L'Allemagne, plus grande économie européenne, est entrée en récession pour la première fois depuis cinq ans, selon des chiffres annoncés jeudi, et va probablement y rester engluée pendant de nombreux mois.

L'Allemagne, plus grande économie européenne, est entrée en récession pour la première fois depuis cinq ans, selon des chiffres annoncés jeudi, et va probablement y rester engluée pendant de nombreux mois.

Le produit intérieur brut, baromètre de la santé économique d'un pays, a reculé de 0,5% au troisième trimestre comparé au précédent, selon un chiffre encore provisoire annoncé par l'Office fédéral des statistiques (Destatis).

Le résultat est nettement plus mauvais que prévu. Après une baisse de 0,4% au deuxième trimestre, le pays se retrouve donc en «récession technique».

Le revirement est brutal. Au premier trimestre, l'Allemagne bravait encore la crise qui touchait déjà durement les États-Unis, grâce à la compétitivité de son industrie et la force de ses exportations dans les pays d'Europe de l'Est, eux aussi relativement épargnés par le marasme.

Au premier trimestre, elle avait encore affiché une progression de 1,4% de son PIB comparé au trimestre précédent.

Aujourd'hui, «l'Allemagne est en récession, et plus profondément que nous le pensions», note Martin Lueck, économiste chez UBS. Le traditionnel moteur de la croissance, les exportations, a fini par s'enrayer. Le ministère de l'Économie a récemment fait état d'une chute de 8% des entrées de commandes industrielles. Celles venant de l'étranger se sont effondrées de plus de 11%.

La consommation privée, même si elle a légèrement augmenté cet été selon Destatis, n'est pas en mesure de prendre le relais. Avec la remontée du chômage prophétisée de toutes parts dans les mois à venir, les dépenses des ménages sont appelées à rester timorées.
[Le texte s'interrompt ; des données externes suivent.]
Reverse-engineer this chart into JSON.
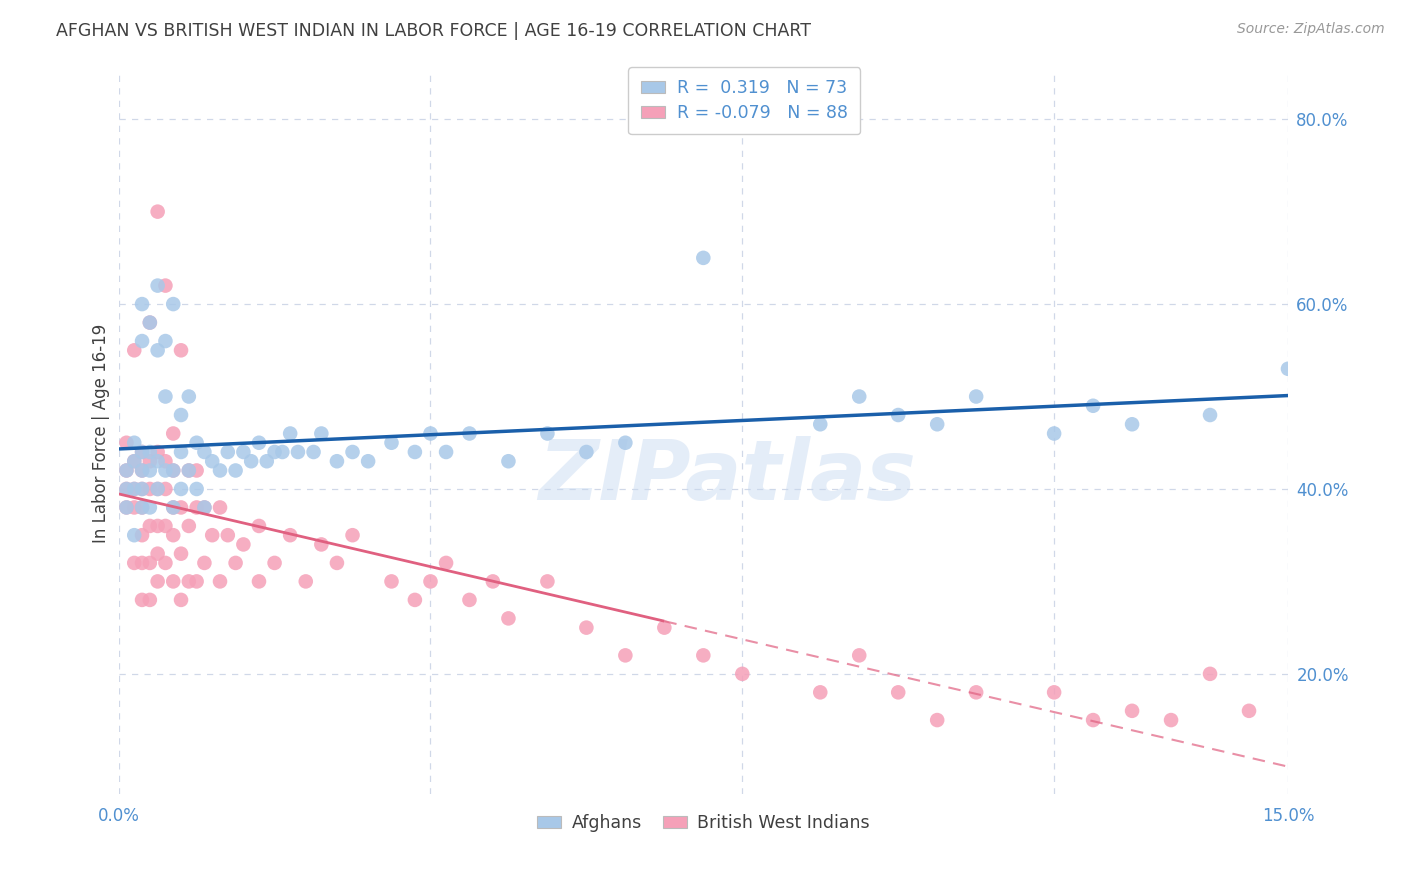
{
  "title": "AFGHAN VS BRITISH WEST INDIAN IN LABOR FORCE | AGE 16-19 CORRELATION CHART",
  "source": "Source: ZipAtlas.com",
  "ylabel": "In Labor Force | Age 16-19",
  "xmin": 0.0,
  "xmax": 0.15,
  "ymin": 0.07,
  "ymax": 0.85,
  "yticks": [
    0.2,
    0.4,
    0.6,
    0.8
  ],
  "ytick_labels": [
    "20.0%",
    "40.0%",
    "60.0%",
    "80.0%"
  ],
  "blue_color": "#a8c8e8",
  "pink_color": "#f5a0b8",
  "blue_line_color": "#1a5faa",
  "pink_line_color": "#e06080",
  "pink_line_solid_end": 0.07,
  "watermark_text": "ZIPatlas",
  "background_color": "#ffffff",
  "grid_color": "#d0d8e8",
  "title_color": "#404040",
  "axis_color": "#5090d0",
  "source_color": "#999999",
  "afghans_x": [
    0.001,
    0.001,
    0.001,
    0.002,
    0.002,
    0.002,
    0.002,
    0.003,
    0.003,
    0.003,
    0.003,
    0.003,
    0.003,
    0.004,
    0.004,
    0.004,
    0.004,
    0.005,
    0.005,
    0.005,
    0.005,
    0.006,
    0.006,
    0.006,
    0.007,
    0.007,
    0.007,
    0.008,
    0.008,
    0.008,
    0.009,
    0.009,
    0.01,
    0.01,
    0.011,
    0.011,
    0.012,
    0.013,
    0.014,
    0.015,
    0.016,
    0.017,
    0.018,
    0.019,
    0.02,
    0.021,
    0.022,
    0.023,
    0.025,
    0.026,
    0.028,
    0.03,
    0.032,
    0.035,
    0.038,
    0.04,
    0.042,
    0.045,
    0.05,
    0.055,
    0.06,
    0.065,
    0.075,
    0.09,
    0.095,
    0.1,
    0.105,
    0.11,
    0.12,
    0.125,
    0.13,
    0.14,
    0.15
  ],
  "afghans_y": [
    0.38,
    0.4,
    0.42,
    0.35,
    0.4,
    0.43,
    0.45,
    0.38,
    0.4,
    0.42,
    0.44,
    0.56,
    0.6,
    0.38,
    0.42,
    0.44,
    0.58,
    0.4,
    0.43,
    0.55,
    0.62,
    0.42,
    0.5,
    0.56,
    0.38,
    0.42,
    0.6,
    0.4,
    0.44,
    0.48,
    0.42,
    0.5,
    0.4,
    0.45,
    0.38,
    0.44,
    0.43,
    0.42,
    0.44,
    0.42,
    0.44,
    0.43,
    0.45,
    0.43,
    0.44,
    0.44,
    0.46,
    0.44,
    0.44,
    0.46,
    0.43,
    0.44,
    0.43,
    0.45,
    0.44,
    0.46,
    0.44,
    0.46,
    0.43,
    0.46,
    0.44,
    0.45,
    0.65,
    0.47,
    0.5,
    0.48,
    0.47,
    0.5,
    0.46,
    0.49,
    0.47,
    0.48,
    0.53
  ],
  "bwi_x": [
    0.001,
    0.001,
    0.001,
    0.001,
    0.002,
    0.002,
    0.002,
    0.002,
    0.002,
    0.003,
    0.003,
    0.003,
    0.003,
    0.003,
    0.003,
    0.003,
    0.004,
    0.004,
    0.004,
    0.004,
    0.004,
    0.004,
    0.005,
    0.005,
    0.005,
    0.005,
    0.005,
    0.005,
    0.006,
    0.006,
    0.006,
    0.006,
    0.006,
    0.007,
    0.007,
    0.007,
    0.007,
    0.007,
    0.008,
    0.008,
    0.008,
    0.008,
    0.009,
    0.009,
    0.009,
    0.01,
    0.01,
    0.01,
    0.011,
    0.011,
    0.012,
    0.013,
    0.013,
    0.014,
    0.015,
    0.016,
    0.018,
    0.018,
    0.02,
    0.022,
    0.024,
    0.026,
    0.028,
    0.03,
    0.035,
    0.038,
    0.04,
    0.042,
    0.045,
    0.048,
    0.05,
    0.055,
    0.06,
    0.065,
    0.07,
    0.075,
    0.08,
    0.09,
    0.095,
    0.1,
    0.105,
    0.11,
    0.12,
    0.125,
    0.13,
    0.135,
    0.14,
    0.145
  ],
  "bwi_y": [
    0.38,
    0.4,
    0.42,
    0.45,
    0.32,
    0.38,
    0.4,
    0.43,
    0.55,
    0.28,
    0.32,
    0.35,
    0.38,
    0.4,
    0.42,
    0.44,
    0.28,
    0.32,
    0.36,
    0.4,
    0.43,
    0.58,
    0.3,
    0.33,
    0.36,
    0.4,
    0.44,
    0.7,
    0.32,
    0.36,
    0.4,
    0.43,
    0.62,
    0.3,
    0.35,
    0.38,
    0.42,
    0.46,
    0.28,
    0.33,
    0.38,
    0.55,
    0.3,
    0.36,
    0.42,
    0.3,
    0.38,
    0.42,
    0.32,
    0.38,
    0.35,
    0.3,
    0.38,
    0.35,
    0.32,
    0.34,
    0.3,
    0.36,
    0.32,
    0.35,
    0.3,
    0.34,
    0.32,
    0.35,
    0.3,
    0.28,
    0.3,
    0.32,
    0.28,
    0.3,
    0.26,
    0.3,
    0.25,
    0.22,
    0.25,
    0.22,
    0.2,
    0.18,
    0.22,
    0.18,
    0.15,
    0.18,
    0.18,
    0.15,
    0.16,
    0.15,
    0.2,
    0.16
  ]
}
Quand à la remontée plutôt surprenante des stocks industriels dont fait état l'Office au troisième trimestre, elle est sans doute liée au fait que les entreprises n'ont pas pu réduire aussi rapidement qu'elles le souhaitaient leur production face à la baisse de leurs commandes, si bien qu'elles ont - contre leur gré - augmenté leurs réserves, soulignent des experts.

Mais des «ajustements» de production, comme les fermetures d'ateliers pendant les fêtes ou le départ de milliers d'intérimaires, déjà pratiqués par les constructeurs automobiles, sont appelés à s'étendre au quatrième trimestre.

Le gouvernement mise toujours officiellement sur une croissance de 1,7% cette année. Mais le pari semble désormais perdu. La plupart des économistes attendent une nouvelle contraction du PIB au dernier trimestre et jusqu'au moins à la mi-2009.

«Une fin de cette phase de faiblesse n'est pas en vue pour le moment», souligne Jörg Lüschow, économiste à la WestLB. Et la probabilité d'une contraction du PIB sur l'ensemble de l'an prochain gagne en force. Berlin mise sur une croissance modeste de 0,2%.

La piètre performance du PIB allemand au troisième trimestre laisse présager un déclin plus prononcé au niveau de la zone euro. Eurostat, l'office européen des statistiques, doit publier son estimation vendredi.

«Pour l'Allemagne et les autres économies de la zone euro cette récession sera probablement la pire depuis celle des années 1992-93», qui avait suivi la réunification allemande, estime Holger Schmieding, économiste à la Bank of America.

Mais partout dans le monde, les banques centrales réagissent de façon agressive en abaissant fortement les taux directeurs et donc le niveau du crédit. Dans six à neuf mois, période nécessaire pour qu'elles agissent pleinement, l'économie devrait redémarrer doucement, espère M. Schmieding.

D'ici là, la BCE va encore baisser son principal taux, selon les experts. Déjà tombé en un mois de 4,25% à 3,25%, il pourrait encore descendre à 2,75% voire 2,5% dès le mois de décembre.